弱者
弱者
異世界人は亜人に返り討ちにされていた。異世界では仕事も無くなっていたところ亜人討伐の求人を見つけ、この世界に飛び込んでみたものの井の中の蛙であった。今相手にしているのはB級の亜人であるが中級魔法や能力を自在に操る。
「どう料理してやろうか。」
亜人は中級魔法火炎弾の詠唱を始める。右手には炎が揺らめく。
異世界人ターニャは目を閉じ神に祈る。熱心な宗教信者なりの足掻きをしていた。
「神様どうかお助けを。」
突然、亜人の右手が爆発した。亜人は悲鳴を上げる。
ターニャが目を開けると目の前に少年がいた。少年は高級そうな腕時計やネックレス、その他金品を身に纏っていた。
「詠唱妨害ごときで暴発するとは。雑魚だな。」
少年はぶつぶつ呟く。
「いいじゃない。たまには。」
超高級案内アプリ零海の声がする。
亜人は怒り狂い、少年に襲い掛かる。溢れんばかりの魔分の鎧を身に纏った姿は鬼の様であった。

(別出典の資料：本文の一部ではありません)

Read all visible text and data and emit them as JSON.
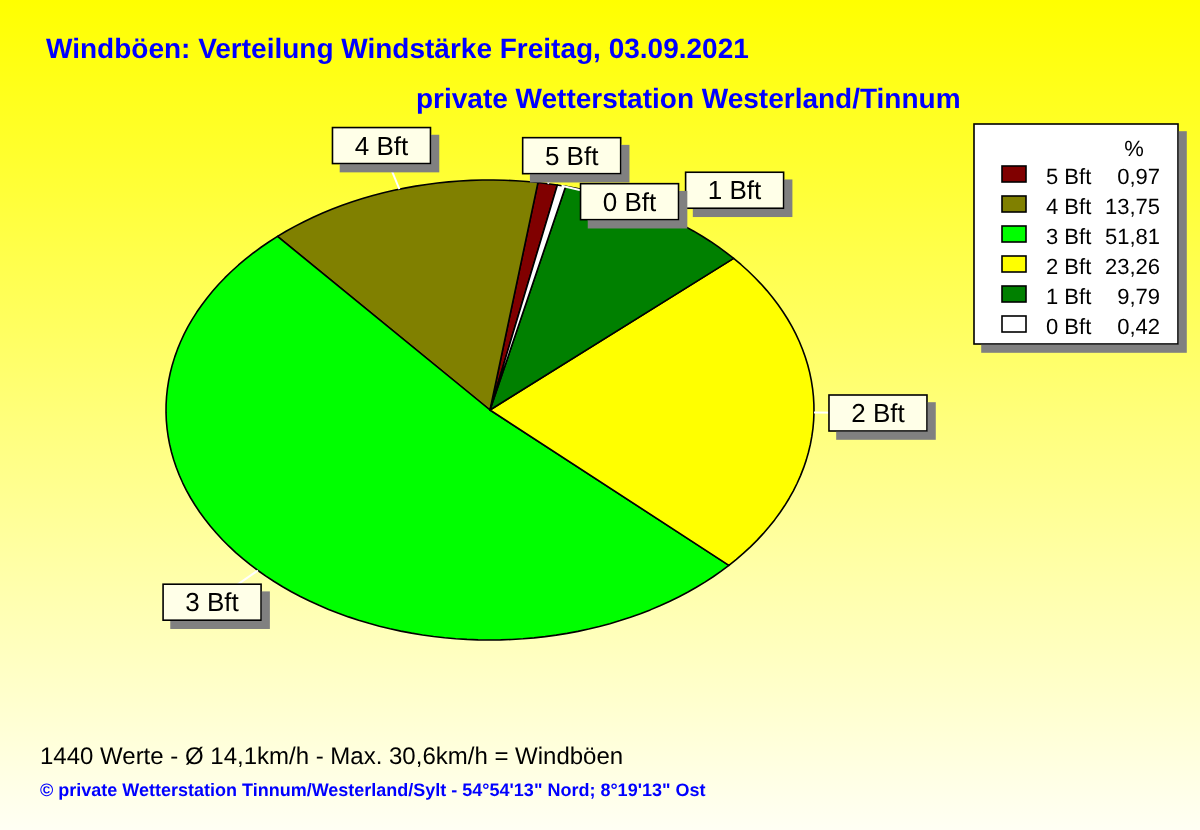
{
  "chart_data": {
    "type": "pie",
    "title": "Windböen: Verteilung Windstärke  Freitag, 03.09.2021",
    "subtitle": "private Wetterstation Westerland/Tinnum",
    "categories": [
      "5 Bft",
      "4 Bft",
      "3 Bft",
      "2 Bft",
      "1 Bft",
      "0 Bft"
    ],
    "values": [
      0.97,
      13.75,
      51.81,
      23.26,
      9.79,
      0.42
    ],
    "value_labels": [
      "0,97",
      "13,75",
      "51,81",
      "23,26",
      "9,79",
      "0,42"
    ],
    "colors": [
      "#800000",
      "#808000",
      "#00ff00",
      "#ffff00",
      "#008000",
      "#ffffff"
    ],
    "legend": "top right",
    "legend_title": "%",
    "annotations": [
      "1440 Werte   -   Ø 14,1km/h  -  Max. 30,6km/h = Windböen",
      "© private Wetterstation Tinnum/Westerland/Sylt  -  54°54'13\" Nord; 8°19'13\" Ost"
    ]
  }
}
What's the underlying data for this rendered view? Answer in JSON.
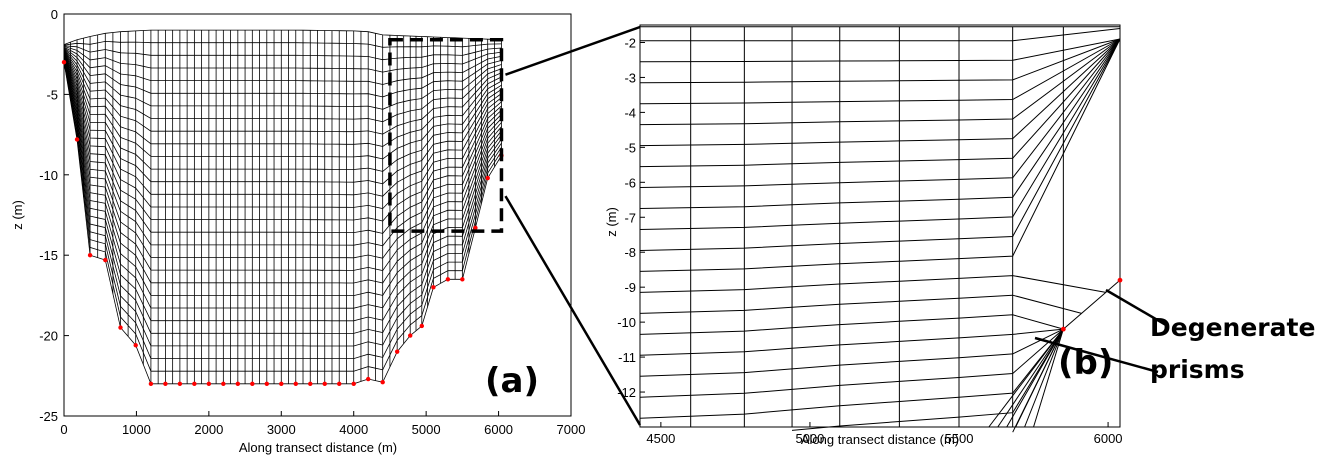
{
  "chart_data": [
    {
      "type": "line",
      "panel_label": "(a)",
      "xlabel": "Along transect distance (m)",
      "ylabel": "z (m)",
      "xlim": [
        0,
        7000
      ],
      "ylim": [
        -25,
        0
      ],
      "xticks": [
        0,
        1000,
        2000,
        3000,
        4000,
        5000,
        6000,
        7000
      ],
      "yticks": [
        0,
        -5,
        -10,
        -15,
        -20,
        -25
      ],
      "grid": "sigma-layer mesh",
      "layers": 28,
      "bathymetry": {
        "x": [
          0,
          180,
          360,
          570,
          780,
          990,
          1200,
          1400,
          1600,
          1800,
          2000,
          2200,
          2400,
          2600,
          2800,
          3000,
          3200,
          3400,
          3600,
          3800,
          4000,
          4200,
          4400,
          4600,
          4780,
          4940,
          5100,
          5300,
          5500,
          5680,
          5850,
          6040
        ],
        "z": [
          -3,
          -7.8,
          -15,
          -15.3,
          -19.5,
          -20.6,
          -23,
          -23,
          -23,
          -23,
          -23,
          -23,
          -23,
          -23,
          -23,
          -23,
          -23,
          -23,
          -23,
          -23,
          -23,
          -22.7,
          -22.9,
          -21,
          -20,
          -19.4,
          -17,
          -16.5,
          -16.5,
          -13.3,
          -10.2,
          -8.8
        ]
      },
      "surface": {
        "x": [
          0,
          180,
          360,
          570,
          780,
          990,
          1200,
          3200,
          4000,
          4200,
          4400,
          6040
        ],
        "z": [
          -1.9,
          -1.6,
          -1.4,
          -1.2,
          -1.1,
          -1.05,
          -1.0,
          -1.0,
          -1.05,
          -1.1,
          -1.3,
          -1.6
        ]
      },
      "zoom_box": {
        "x": [
          4500,
          6040
        ],
        "z": [
          -13.5,
          -1.6
        ]
      }
    },
    {
      "type": "line",
      "panel_label": "(b)",
      "xlabel": "Along transect distance (m)",
      "ylabel": "z (m)",
      "xlim": [
        4430,
        6040
      ],
      "ylim": [
        -13,
        -1.5
      ],
      "xticks": [
        4500,
        5000,
        5500,
        6000
      ],
      "yticks": [
        -2,
        -3,
        -4,
        -5,
        -6,
        -7,
        -8,
        -9,
        -10,
        -11,
        -12
      ],
      "vertical_lines_x": [
        4600,
        4780,
        4940,
        5100,
        5300,
        5500,
        5680,
        5850
      ],
      "top_surface": {
        "x": [
          4430,
          6040
        ],
        "z": [
          -1.55,
          -1.55
        ]
      },
      "bottom_nodes": {
        "x": [
          5850,
          6040
        ],
        "z": [
          -10.2,
          -8.8
        ]
      },
      "annotation": [
        "Degenerate",
        "prisms"
      ]
    }
  ],
  "colors": {
    "mesh": "#000000",
    "nodes": "#ff0000",
    "background": "#ffffff"
  }
}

それに対し少年が小刀を取り出し突き立てるとその魔分は霧散していった。いともたやすく魔人は倒されたのだった。
ターニャは少年の魔分がほとんど消費されていないことから能力の類ではないのかと思った。
「零海、他の異世界人とは目標が被らないようになっているんじゃないのか?」
「ごめんなさい。最近亜人の警戒が強くてあんまり感知できないの。」
少年はこの場所を立ち去ろうとしていた。
「助けてくれて。ありがとう。お礼をさせてほしいんだけど。」
少年は立ち止まる。
ターニャと少年はレトロな喫茶店に立ち寄る。そこでターニャはアイスコーヒーを二つ注文した後話し出す。
「私はターニャ異世界では聖騎士をやってたの。あなたは?」
「おれはケイト、盗賊だ。なんであんた弱いんだ。」
ケイトは確信を突く。基本的に人の気持ちを考えない。
「無理なお願いかもしれないけどどうやったら強くなれるか教えてほしい。」
ターニャは頭を下げる。
「盗賊に教えを乞うなんて頭どうかしてるだろ。」
「実はこの世界にきてから一度も勝てなくて。一生のお願い。」
ケイトはコーヒーを飲みながら考える。かつての異世界では弱い魔物と戦い、徐々に強くなることができた。しかし、亜人はどの個体もそこそこ強くターニャが倒せる個体と出会う確率はほぼゼロであった。
「ひとつだけあてはある。あんたに覚悟はある?」
ターニャは力強く頷く。
「じゃあ紹介料5億。出世払いでいいよ。」
ターニャから冷汗がにじみ出る。